Good morning. I had the strangest dream where my neighbor claimed a star had fallen from the sky and into his back yard. While there was a crater it was clearly an airplane toilet and he kept calling it the starlight commode and charged people to see it. I asked him why it wasn’t a space ship commode and he looked at me like I was insane. Not sure what that says about me or what I think of my neighbor, but there you have it. And now, we have our morning prompt. So timers set if you are playing along at him.
Not sure what it is that he stole but I suspect things are about to go sideways fast.
Wednesday, June 25th: Time was running out.
Time was running out. They were scheduled to move the rest of the collection in the morning. Tonight, with most of the museum staff exhausted from packing up the treasures and the guards lax now that half of the collection was already moved, was their night.
Stephen looked at the collection of people he joined. He didn’t trust them, not one bit. There was nothing trustworthy about them. They were here to get as much as they could so they could sell it on for a profit. Stephen wasn’t sure what sort of profit they intended to make, but he supposed there was a market for everything.
He didn’t have a problem with it. The art was not the sort he was overly fussed about. It was a rich man’s vanity more than anything else.

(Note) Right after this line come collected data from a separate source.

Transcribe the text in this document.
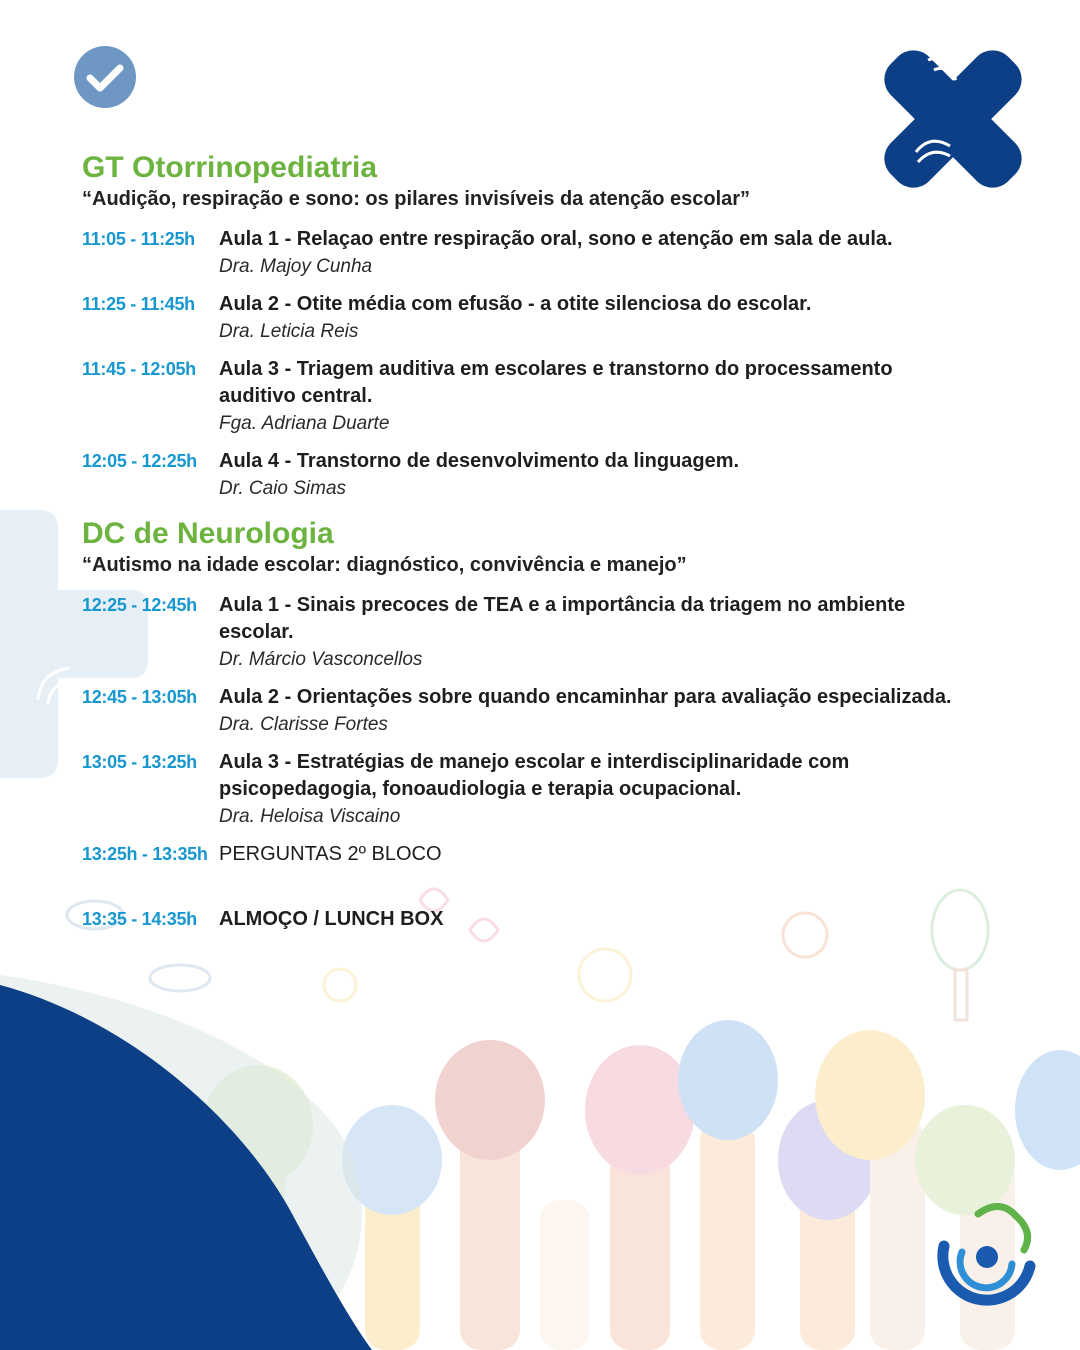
GT Otorrinopediatria

“Audição, respiração e sono: os pilares invisíveis da atenção escolar”

11:05 - 11:25h	Aula 1 - Relaçao entre respiração oral, sono e atenção em sala de aula.
Dra. Majoy Cunha
11:25 - 11:45h	Aula 2 - Otite média com efusão - a otite silenciosa do escolar.
Dra. Leticia Reis
11:45 - 12:05h	Aula 3 - Triagem auditiva em escolares e transtorno do processamento auditivo central.
Fga. Adriana Duarte
12:05 - 12:25h	Aula 4 - Transtorno de desenvolvimento da linguagem.
Dr. Caio Simas
DC de Neurologia

“Autismo na idade escolar: diagnóstico, convivência e manejo”

12:25 - 12:45h	Aula 1 - Sinais precoces de TEA e a importância da triagem no ambiente escolar.
Dr. Márcio Vasconcellos
12:45 - 13:05h	Aula 2 - Orientações sobre quando encaminhar para avaliação especializada.
Dra. Clarisse Fortes
13:05 - 13:25h	Aula 3 - Estratégias de manejo escolar e interdisciplinaridade com psicopedagogia, fonoaudiologia e terapia ocupacional.
Dra. Heloisa Viscaino
13:25h - 13:35h PERGUNTAS 2º BLOCO
13:35 - 14:35h	ALMOÇO / LUNCH BOX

The paintings were done by one of the wealthiest and most powerful men in the country. The items were praised as high art mostly by people whose universities, museums and galleries depended on grants from the foundations the man funded.

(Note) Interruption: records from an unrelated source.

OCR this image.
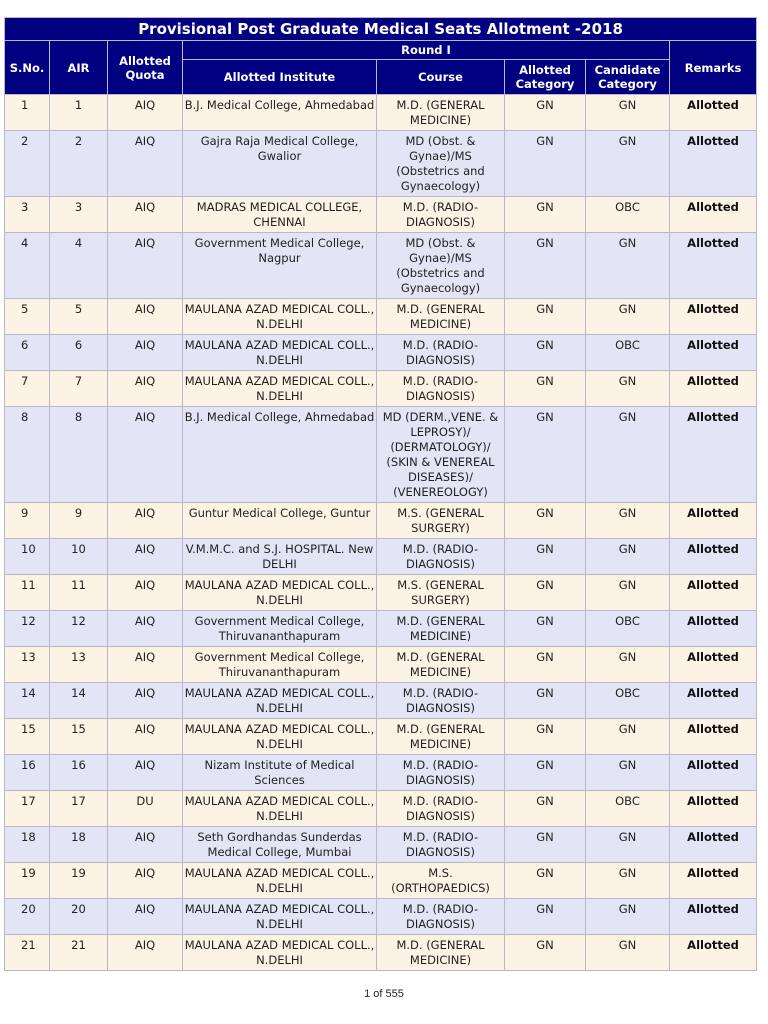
Provisional Post Graduate Medical Seats Allotment -2018							
S.No.	AIR	Allotted Quota	Round I				Remarks
			Allotted Institute	Course	Allotted Category	Candidate Category	
1	1	AIQ	B.J. Medical College, Ahmedabad	M.D. (GENERAL MEDICINE)	GN	GN	Allotted
2	2	AIQ	Gajra Raja Medical College, Gwalior	MD (Obst. & Gynae)/MS (Obstetrics and Gynaecology)	GN	GN	Allotted
3	3	AIQ	MADRAS MEDICAL COLLEGE, CHENNAI	M.D. (RADIO-DIAGNOSIS)	GN	OBC	Allotted
4	4	AIQ	Government Medical College, Nagpur	MD (Obst. & Gynae)/MS (Obstetrics and Gynaecology)	GN	GN	Allotted
5	5	AIQ	MAULANA AZAD MEDICAL COLL., N.DELHI	M.D. (GENERAL MEDICINE)	GN	GN	Allotted
6	6	AIQ	MAULANA AZAD MEDICAL COLL., N.DELHI	M.D. (RADIO-DIAGNOSIS)	GN	OBC	Allotted
7	7	AIQ	MAULANA AZAD MEDICAL COLL., N.DELHI	M.D. (RADIO-DIAGNOSIS)	GN	GN	Allotted
8	8	AIQ	B.J. Medical College, Ahmedabad	MD (DERM.,VENE. & LEPROSY)/ (DERMATOLOGY)/ (SKIN & VENEREAL DISEASES)/ (VENEREOLOGY)	GN	GN	Allotted
9	9	AIQ	Guntur Medical College, Guntur	M.S. (GENERAL SURGERY)	GN	GN	Allotted
10	10	AIQ	V.M.M.C. and S.J. HOSPITAL. New DELHI	M.D. (RADIO-DIAGNOSIS)	GN	GN	Allotted
11	11	AIQ	MAULANA AZAD MEDICAL COLL., N.DELHI	M.S. (GENERAL SURGERY)	GN	GN	Allotted
12	12	AIQ	Government Medical College, Thiruvananthapuram	M.D. (GENERAL MEDICINE)	GN	OBC	Allotted
13	13	AIQ	Government Medical College, Thiruvananthapuram	M.D. (GENERAL MEDICINE)	GN	GN	Allotted
14	14	AIQ	MAULANA AZAD MEDICAL COLL., N.DELHI	M.D. (RADIO-DIAGNOSIS)	GN	OBC	Allotted
15	15	AIQ	MAULANA AZAD MEDICAL COLL., N.DELHI	M.D. (GENERAL MEDICINE)	GN	GN	Allotted
16	16	AIQ	Nizam Institute of Medical Sciences	M.D. (RADIO-DIAGNOSIS)	GN	GN	Allotted
17	17	DU	MAULANA AZAD MEDICAL COLL., N.DELHI	M.D. (RADIO-DIAGNOSIS)	GN	OBC	Allotted
18	18	AIQ	Seth Gordhandas Sunderdas Medical College, Mumbai	M.D. (RADIO-DIAGNOSIS)	GN	GN	Allotted
19	19	AIQ	MAULANA AZAD MEDICAL COLL., N.DELHI	M.S. (ORTHOPAEDICS)	GN	GN	Allotted
20	20	AIQ	MAULANA AZAD MEDICAL COLL., N.DELHI	M.D. (RADIO-DIAGNOSIS)	GN	GN	Allotted
21	21	AIQ	MAULANA AZAD MEDICAL COLL., N.DELHI	M.D. (GENERAL MEDICINE)	GN	GN	Allotted
1 of 555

The collection was praised and although Stephen was willing to admit art was subjective, they weren’t his sort of thing. If the others could make a profit on the items then they were welcome to it. His part of the job involved bypassing the security systems. Then they were on their own. He needed something in the building. Something hidden before the collection came to reside here and something he feared might be discovered once the collection was removed.
He would get them in, go his own way, get what he came for and leave. Whatever else they did was on them.
Bypassing the security was not difficult. He worked with the system enough over time that he knew all it’s inner workings. He even found the back up and the extra back up added for extra security. They were soon inside. As planned the team slipped in and Stephen left them to their work. He made his way down to the basement. His prize was a small item, easily hidden and to his relief, it was still where he put it. He slipped it from concealment, made certain it was what he expected and secured it in an interior pocket, hidden from sight.
Once secure, he left the basement, regaining the ground floor. He saluted Carl who nodded. Having let them know he was leaving, Stephen slipped out of the door and out into the night. He moved quickly through the shadows wanting to distance himself from the robbery a quickly as possible. He chose his route well, avoiding all of the security cameras on surrounding buildings in case some bright spark checked them post robbery. The others had gone in after him and through a different door. Even if someone counted the burglars on a piece of forgotten footage he would not be in their number.
‘And they can’t sell me out if they do get caught,’ Stephen thought. He hadn’t trusted them and not only did he work only through a third party but they had only a fake name which, if they traced, would take them to another false identity.
He believed in covering his tracks.
Even if this did go well, he didn’t want them calling him again with a different job. This was it for him. He was leaving this city. If he did feel the need to get back into the game again it would be in a different city, a different country. He would not return here.